Photo by Lee Woolcock
On Sunday December 4th, the world’s best cyclocross riders will meet in the Basque Country for the 35th edition of Ziklokross Igorre, part of the UCI (Union Cycliste Internationale) World Cup calendar. Metropolitan catches up with an American cyclocross enthusiast and grassroots racer who is hoping to raise the profile of the sport here.
Cyclocross is like cross-country running with a bike. It’s a winter sport that came about as a way for ‘roadies’ to stay fit through the winter when the roads are often dicey. The bikes we use are essentially road bikes with skinny, knobby tyres.
Races take place on a 2.5 to 3.5 kilometre circuit featuring pavement, wooded trails, grass, mud, steep run-ups, sand and barriers, forcing riders to dismount their bikes and run.
I ran cross-country in college, and was always passionate about trail running, so the bug for cyclocross just grew from there. I still run as part of my cross training.
Atlanta, Georgia, where I’m from, is as flat as a pancake. We count bridges and overpasses as hills there so I love doing climbs like Montserrat and Montseny. I did two road races this summer, in the Pyrenees and French Alps: Quebrantahuesos (205km, 3,500m) was a true celebration of Spanish cycling; La Marmotte (174km, 5,000m) was epic, finishing up Alpe d’Huez. I got gold in my age group, not bad for a Georgia boy.
This fall, I started competing in Ciclocross Català (CC). This is a series of races around Catalunya that culminates with one champion. The races attract about 100 riders each time. Last year, there were nine races around the region but there will be fewer this year because of the crisis.
My first CC race was in Les Franqueses del Vallés in November. There were 104 cyclists and I finished third-from-last out of 29 in the Masters 30 field. To the average spectator I lost, but to a niche group of cyclists who get their kicks from 45 to 60 minutes of pure pain, this is motivation and inspiration to pedal harder; victory is crossing the finish line. I’m pretty sure I was the only foreigner—definitely the only American.
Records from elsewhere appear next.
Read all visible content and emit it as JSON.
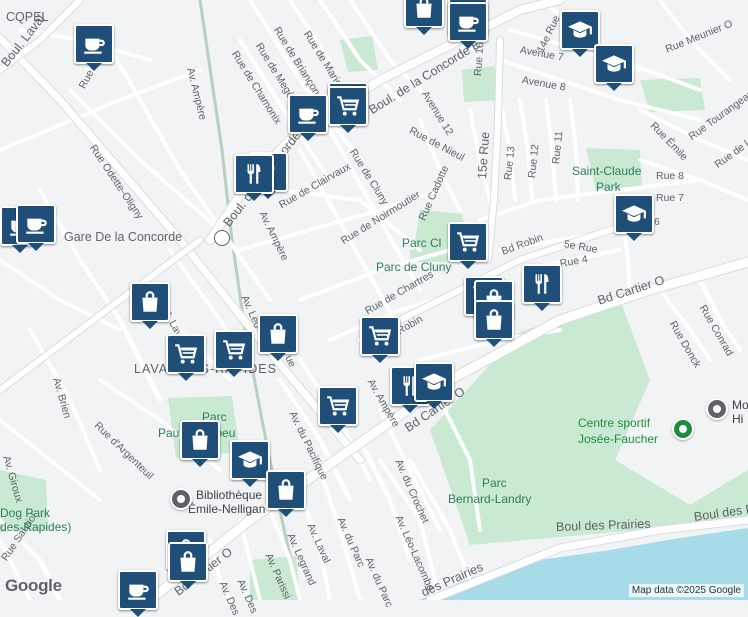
{
  "map": {
    "labels": {
      "cqpel": "CQPEL",
      "boul_laval": "Boul. Laval",
      "boul_laval_2": "Boul. Laval",
      "rue_st_elie": "Rue St-Élie",
      "rue_odette": "Rue Odette-Oligny",
      "av_ampere_top": "Av. Ampère",
      "av_ampere_mid": "Av. Ampère",
      "av_ampere_low": "Av. Ampère",
      "rue_marigny": "Rue de Marigny",
      "rue_briancon": "Rue de Briançon",
      "rue_megeve": "Rue de Megève",
      "rue_chamonix": "Rue de Chamonix",
      "boul_concorde_e": "Boul. de la Concorde E",
      "boul_concorde_o": "Boul. de la Concorde O.",
      "avenue_12": "Avenue 12",
      "avenue_7": "Avenue 7",
      "avenue_8": "Avenue 8",
      "rue_16": "Rue 16",
      "rue_14e": "14e Rue",
      "rue_meunier": "Rue Meunier O",
      "rue_nieul": "Rue de Nieul",
      "rue_cluny": "Rue de Cluny",
      "rue_clairvaux": "Rue de Clairvaux",
      "rue_noirmoutier": "Rue de Noirmoutier",
      "rue_cadotte": "Rue Cadotte",
      "rue_15e": "15e Rue",
      "rue_13": "Rue 13",
      "rue_12": "Rue 12",
      "rue_11": "Rue 11",
      "rue_emile": "Rue Émile",
      "rue_tourangeau": "Rue Tourangeau",
      "rue_de_l": "Rue de l",
      "rue_8": "Rue 8",
      "rue_7": "Rue 7",
      "rue_6": "6",
      "rue_5e": "5e Rue",
      "rue_4": "Rue 4",
      "bd_robin": "Bd Robin",
      "bd_robin_2": "Robin",
      "rue_chartres": "Rue de Chartres",
      "gare": "Gare De la Concorde",
      "bd_cartier_o": "Bd Cartier O",
      "bd_cartier_o_2": "Bd Cartier O",
      "bd_cartier_o_3": "Bd Cartier O",
      "rue_donck": "Rue Donck",
      "rue_conrad": "Rue Conrad",
      "av_leo_top": "Av. Léo-",
      "av_pacifique_top": "ue",
      "av_pacifique": "Av. du Pacifique",
      "av_brien": "Av. Brien",
      "rue_argenteuil": "Rue d'Argenteuil",
      "av_giroux": "Av. Giroux",
      "av_du_parc": "Av. du Parc",
      "av_du_parc_2": "Av. du Parc",
      "av_crochet": "Av. du Crochet",
      "av_leo_lacombe": "Av. Léo-Lacombe",
      "av_legrand": "Av. Legrand",
      "av_laval": "Av. Laval",
      "av_parissi": "Av. Parissi",
      "av_des": "Av. Des",
      "av_des_2": "Av. Des",
      "av_a": "Av. A",
      "boul_des_prairies": "Boul des Prairies",
      "boul_des_prairies_2": "Boul des Prairies",
      "des_prairies": "des Prairies",
      "boul_laval_diag": "Boul. Laval",
      "rue_sauriol": "Rue Sauriol",
      "rue_gilli": "Rue Gilli",
      "av_pascal": "Av. Pa",
      "av_ampere_s": "Av. Ampère",
      "bd_cartier_n": "Bd Cartier O"
    },
    "areas": {
      "laval_des_rapides": "LAVAL-DES-RAPIDES",
      "saint_claude_park": "Saint-Claude Park",
      "parc_cl": "Parc Cl",
      "parc_de_cluny": "Parc de Cluny",
      "parc_pauline": "Parc Pauline-Julien-Mabeu",
      "parc_pauline_line1": "Parc",
      "parc_pauline_line2": "Paul      el-Mabeu",
      "parc_bernard_1": "Parc",
      "parc_bernard_2": "Bernard-Landry",
      "centre_sportif_1": "Centre sportif",
      "centre_sportif_2": "Josée-Faucher",
      "mo_hi_1": "Mo",
      "mo_hi_2": "Hi",
      "biblio_1": "Bibliothèque",
      "biblio_2": "Émile-Nelligan",
      "dog_park_1": "Dog Park",
      "dog_park_2": "des-Rapides)"
    },
    "markers": [
      {
        "type": "bag",
        "icon": "shopping-bag-icon"
      },
      {
        "type": "coffee",
        "icon": "coffee-cup-icon"
      },
      {
        "type": "coffee",
        "icon": "coffee-cup-icon"
      },
      {
        "type": "coffee",
        "icon": "coffee-cup-icon"
      },
      {
        "type": "school",
        "icon": "graduation-cap-icon"
      },
      {
        "type": "school",
        "icon": "graduation-cap-icon"
      },
      {
        "type": "coffee",
        "icon": "coffee-cup-icon"
      },
      {
        "type": "cart",
        "icon": "shopping-cart-icon"
      },
      {
        "type": "coffee",
        "icon": "coffee-cup-icon"
      },
      {
        "type": "food",
        "icon": "restaurant-icon"
      },
      {
        "type": "food",
        "icon": "restaurant-icon"
      },
      {
        "type": "coffee",
        "icon": "coffee-cup-icon"
      },
      {
        "type": "coffee",
        "icon": "coffee-cup-icon"
      },
      {
        "type": "school",
        "icon": "graduation-cap-icon"
      },
      {
        "type": "cart",
        "icon": "shopping-cart-icon"
      },
      {
        "type": "cart",
        "icon": "shopping-cart-icon"
      },
      {
        "type": "bag",
        "icon": "shopping-bag-icon"
      },
      {
        "type": "food",
        "icon": "restaurant-icon"
      },
      {
        "type": "bag",
        "icon": "shopping-bag-icon"
      },
      {
        "type": "bag",
        "icon": "shopping-bag-icon"
      },
      {
        "type": "cart",
        "icon": "shopping-cart-icon"
      },
      {
        "type": "cart",
        "icon": "shopping-cart-icon"
      },
      {
        "type": "bag",
        "icon": "shopping-bag-icon"
      },
      {
        "type": "cart",
        "icon": "shopping-cart-icon"
      },
      {
        "type": "food",
        "icon": "restaurant-icon"
      },
      {
        "type": "school",
        "icon": "graduation-cap-icon"
      },
      {
        "type": "cart",
        "icon": "shopping-cart-icon"
      },
      {
        "type": "bag",
        "icon": "shopping-bag-icon"
      },
      {
        "type": "school",
        "icon": "graduation-cap-icon"
      },
      {
        "type": "bag",
        "icon": "shopping-bag-icon"
      },
      {
        "type": "bag",
        "icon": "shopping-bag-icon"
      },
      {
        "type": "bag",
        "icon": "shopping-bag-icon"
      },
      {
        "type": "coffee",
        "icon": "coffee-cup-icon"
      }
    ],
    "footer": {
      "google_logo": "Google",
      "attribution": "Map data ©2025 Google"
    },
    "colors": {
      "road": "#ffffff",
      "road_casing": "#dadce0",
      "background": "#f1f3f4",
      "park": "#c9e9d2",
      "water": "#a8dbe8",
      "marker": "#1f4e79",
      "rail": "#b8cfc2"
    }
  }
}
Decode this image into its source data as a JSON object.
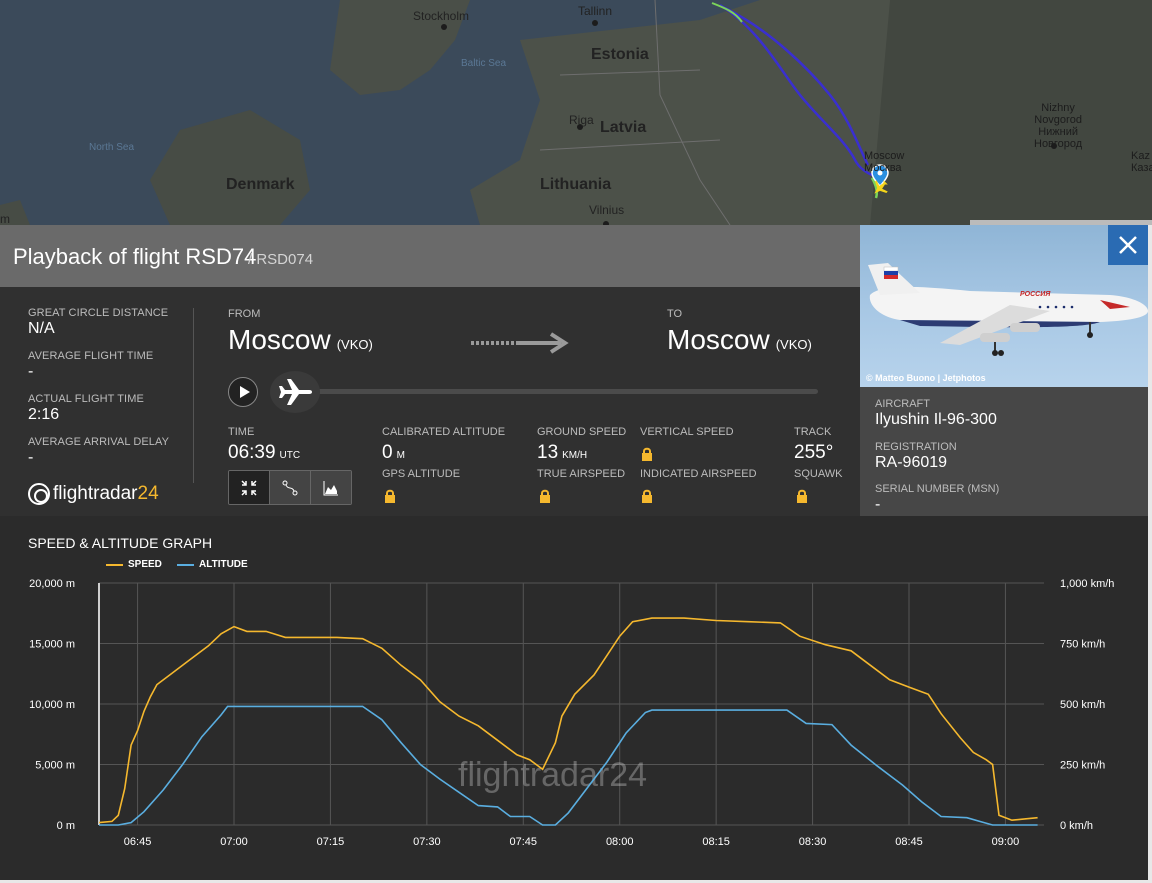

The course layout was aggressive. The circuit was in a modest, unassuming park and we had to literally cycle into a stream and run out carrying our bikes three times per lap. It was raining, so we mashed our pedals through shin-deep mud, up steep and slippery run-ups, over barriers, through puddles of water, and the course zigzags everywhere. My shoes took three days to dry, but I can’t wait to do it again.
I race steel bikes: very few people do these days, especially in Spain. The industry has moved almost completely to carbon nowadays. Steel is a throwback material but its ride quality still rivals that of more expensive materials like carbon and titanium.
Cyclocross fits in well with my life. I’m a stay-at-home dad juggling a graphic design career, so I can’t dedicate too much time to a sport. Road racing requires many hours of training; this way I get to spend time at home.
I’m definitely happiest on my bike. I love the city but it’s not my natural environment. I prefer riding uphill to down; I love suffering on climbs. I had an English buddy here and we did a lot of eight-hour rides together: it’s a long time to be in the saddle but the exhaustion you feel is part of the glory.
I ride for Independent Fabrication’s (IF) Grassroots team. IF is a custom frame builder based in New Hampshire. My road bike is an IF so I wrote them and expressed interest about racing for their team. They enthusiastically welcomed me and I am now living the dream.
My big idea is to generate a buzz locally and create a criterium road race on closed streets in Gràcia, where I live. I can really see this turning into a popular annual cycling event if it gets off the ground.